Я не спал ночами, пытаясь вызвать перед глазами ее лицо, и страдал, что не могу этого сделать, ненавидел себя за то, что святотатственно затерял в закоулках памяти любимый образ. Я изводил себя безответными вопросами: если я брошу к ее ногам всю свою жизнь, стану ее рабом – хватит ли этого, чтобы она снизошла до меня? И тут же – ибо здравый смысл никогда не оставлял меня полностью – я представлял себе, с каким любопытством будут пялиться на Прекрасную Фаустину наши школьники или, и того чище, как будет выглядеть она в компании других учительских жен, на их каком-нибудь одуряющем чаепитии, – представлял и трясся от смеха. Ведь я настолько сросся с Канадой, привык к своему образу жизни, что все мои страстные мечтания ограничивались зауряднейшей перспективой: жениться на Фаустине и вернуться к прежней работе.
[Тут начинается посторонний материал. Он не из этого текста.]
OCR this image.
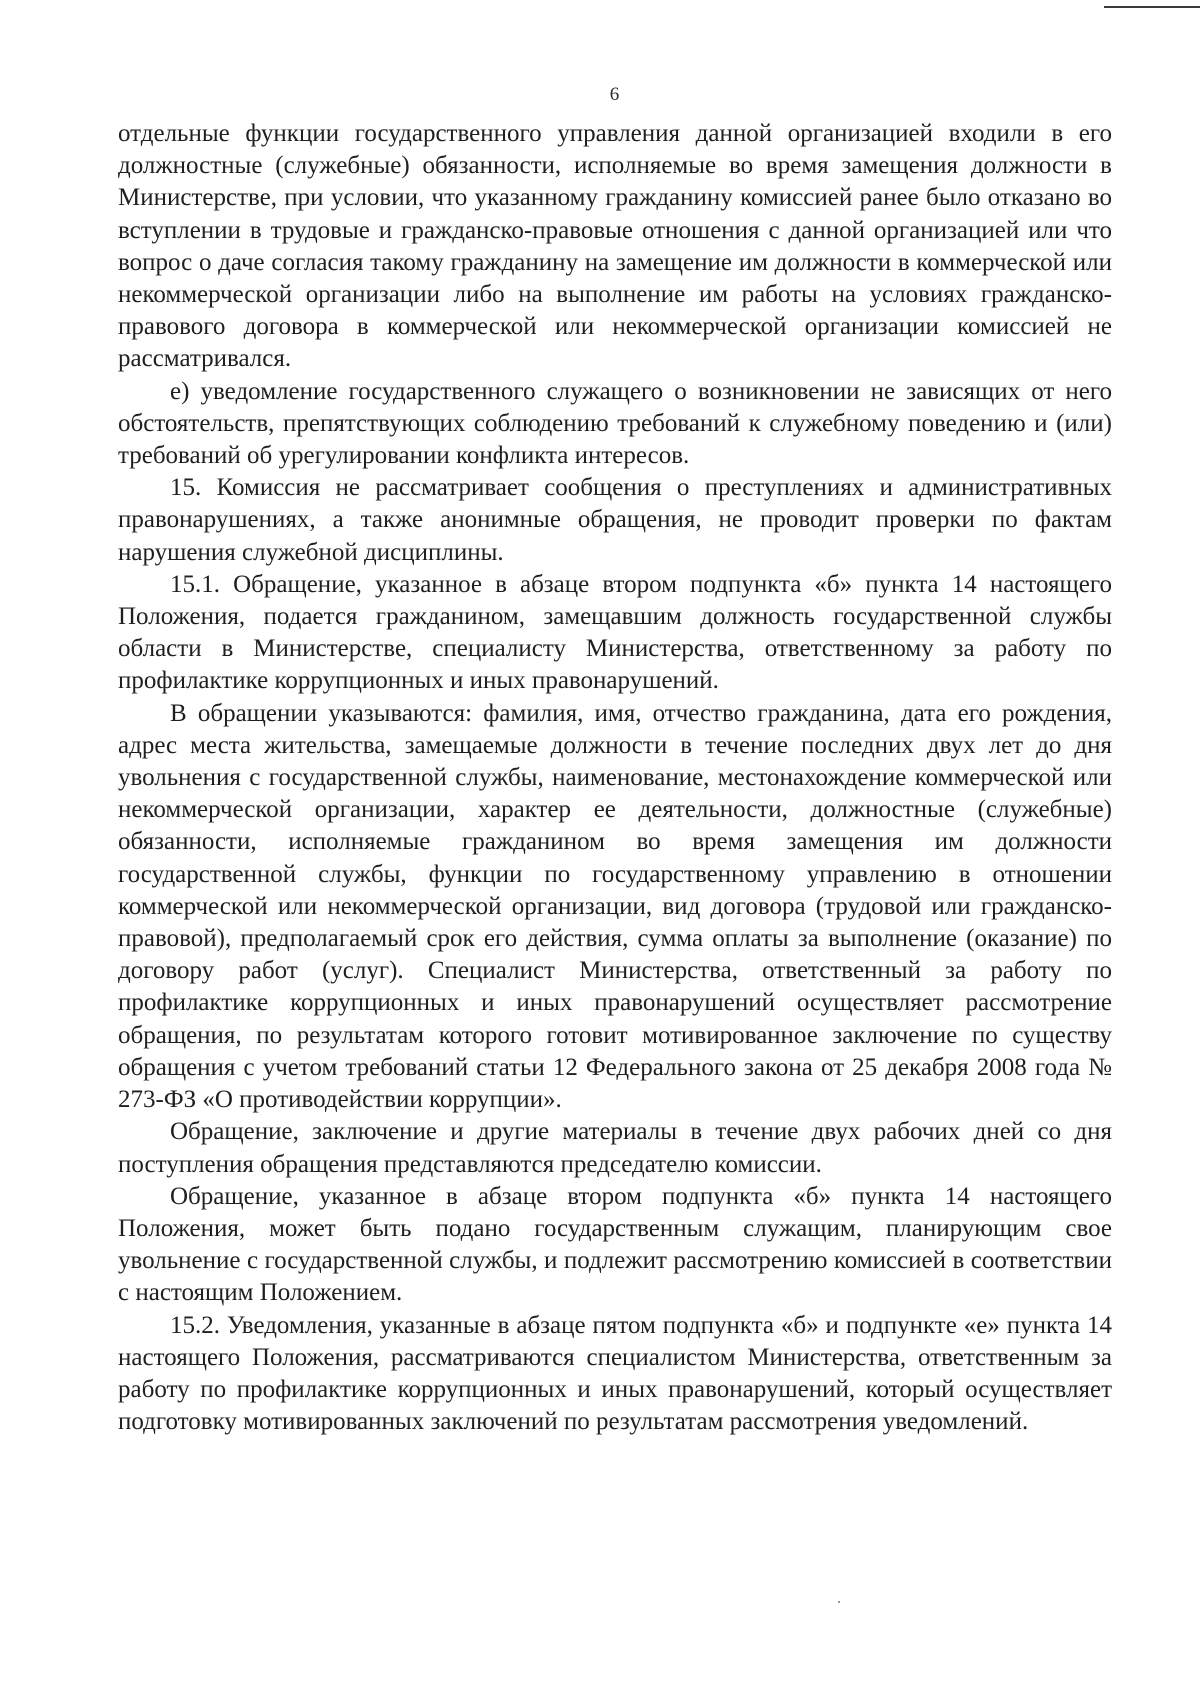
6

отдельные функции государственного управления данной организацией входили в его должностные (служебные) обязанности, исполняемые во время замещения должности в Министерстве, при условии, что указанному гражданину комиссией ранее было отказано во вступлении в трудовые и гражданско-правовые отношения с данной организацией или что вопрос о даче согласия такому гражданину на замещение им должности в коммерческой или некоммерческой организации либо на выполнение им работы на условиях гражданско-правового договора в коммерческой или некоммерческой организации комиссией не рассматривался.

е) уведомление государственного служащего о возникновении не зависящих от него обстоятельств, препятствующих соблюдению требований к служебному поведению и (или) требований об урегулировании конфликта интересов.

15. Комиссия не рассматривает сообщения о преступлениях и административных правонарушениях, а также анонимные обращения, не проводит проверки по фактам нарушения служебной дисциплины.

15.1. Обращение, указанное в абзаце втором подпункта «б» пункта 14 настоящего Положения, подается гражданином, замещавшим должность государственной службы области в Министерстве, специалисту Министерства, ответственному за работу по профилактике коррупционных и иных правонарушений.

В обращении указываются: фамилия, имя, отчество гражданина, дата его рождения, адрес места жительства, замещаемые должности в течение последних двух лет до дня увольнения с государственной службы, наименование, местонахождение коммерческой или некоммерческой организации, характер ее деятельности, должностные (служебные) обязанности, исполняемые гражданином во время замещения им должности государственной службы, функции по государственному управлению в отношении коммерческой или некоммерческой организации, вид договора (трудовой или гражданско-правовой), предполагаемый срок его действия, сумма оплаты за выполнение (оказание) по договору работ (услуг). Специалист Министерства, ответственный за работу по профилактике коррупционных и иных правонарушений осуществляет рассмотрение обращения, по результатам которого готовит мотивированное заключение по существу обращения с учетом требований статьи 12 Федерального закона от 25 декабря 2008 года № 273-ФЗ «О противодействии коррупции».

Обращение, заключение и другие материалы в течение двух рабочих дней со дня поступления обращения представляются председателю комиссии.

Обращение, указанное в абзаце втором подпункта «б» пункта 14 настоящего Положения, может быть подано государственным служащим, планирующим свое увольнение с государственной службы, и подлежит рассмотрению комиссией в соответствии с настоящим Положением.

15.2. Уведомления, указанные в абзаце пятом подпункта «б» и подпункте «е» пункта 14 настоящего Положения, рассматриваются специалистом Министерства, ответственным за работу по профилактике коррупционных и иных правонарушений, который осуществляет подготовку мотивированных заключений по результатам рассмотрения уведомлений.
Моя работа! Да могла ли Фаустина понять, что такое образование и почему находятся люди, готовые посвятить ему свою жизнь? Размышляя над проблемой, как объяснить ей все это, я и сам перестал понимать, почему педагогика такое уж прекрасное призвание. А если я этого не понимаю, так Фаустина тем более. Я сложу к ее ногам все свои достижения, а она их просто не увидит. К счастью, кто-то (не иначе как Лизл) упомянул в ее присутствии, что я знаю всех святых и кто из них чем прославился; это было ей вполне понятно. И вот однажды произошло чудо.
– Добрый вечер, святой Рамзи, – сказала мне Фаустина (мы столкнулись в коридоре; за несколько минут до того я снова наблюдал, как она переодевается в «Видении доктора Фауста»).
– Святой Данстан, – поправил я.
– Я не знаю святого Данстана. Уж не тот ли это старый гадкий святой, который все время подглядывает? Фу, святой Данстан, как вам не стыдно? – Она бесстыдно качнула бедрами и пулей бросилась в свою с Айзенгримом уборную.
Неожиданный восторг мешался во мне с безнадежным отчаянием. Она заговорила со мной! Сама! Она знает, что я на нее смотрю и догадывается, что я люблю ее и томлюсь по ней. Это до крайности непристойное, дразнящее движение не оставляет места для сомнений… да, но почему святой Рамзи? А «старый гадкий святой»? Она считает меня старым? Что ж, я такой и есть. Для перуанской девушки с изрядной примесью индейской крови пятьдесят лет – глубокая старость. Но ведь она заговорила со мной и недвусмысленно дала понять, что знает про мою страсть, так что…
С одной стороны – с другой стороны, с одной стороны – с другой стороны, так я и проворочался всю ночь без сна, приписывая Фаустине абсолютно недоступные ей изыски мысли; это было бессмысленно, но я не мог с собой совладать.
Считалось, что она любовница Айзенгрима, но они постоянно собачились по той причине, что он был крайне аккуратен, она же постоянно устраивала в их общей гримерной жуткий кавардак. Кроме того, я видел, что он страстно влюблен в себя самого; заботы о своем имидже и о психологической стороне иллюзий (с которой он возился ничуть не меньше, чем Лизл – с механической) не оставляли в его голове места ни для чего другого. Я достаточно насмотрелся на самовлюбленность в знакомых мне людях, а потому знаю, что она почти не оставляет места для любви к кому-либо другому, иногда – сжигает ее полностью. Не так ли случилось у Боя с Леолой? И все же Айзенгрим и Прекрасная Фаустина жили в одном гостиничном номере, я знал это потому, что переехал из своей прежней гостиницы в еще более испанистое заведение, где обосновались главные члены труппы. В одном номере, но что там происходит на самом деле?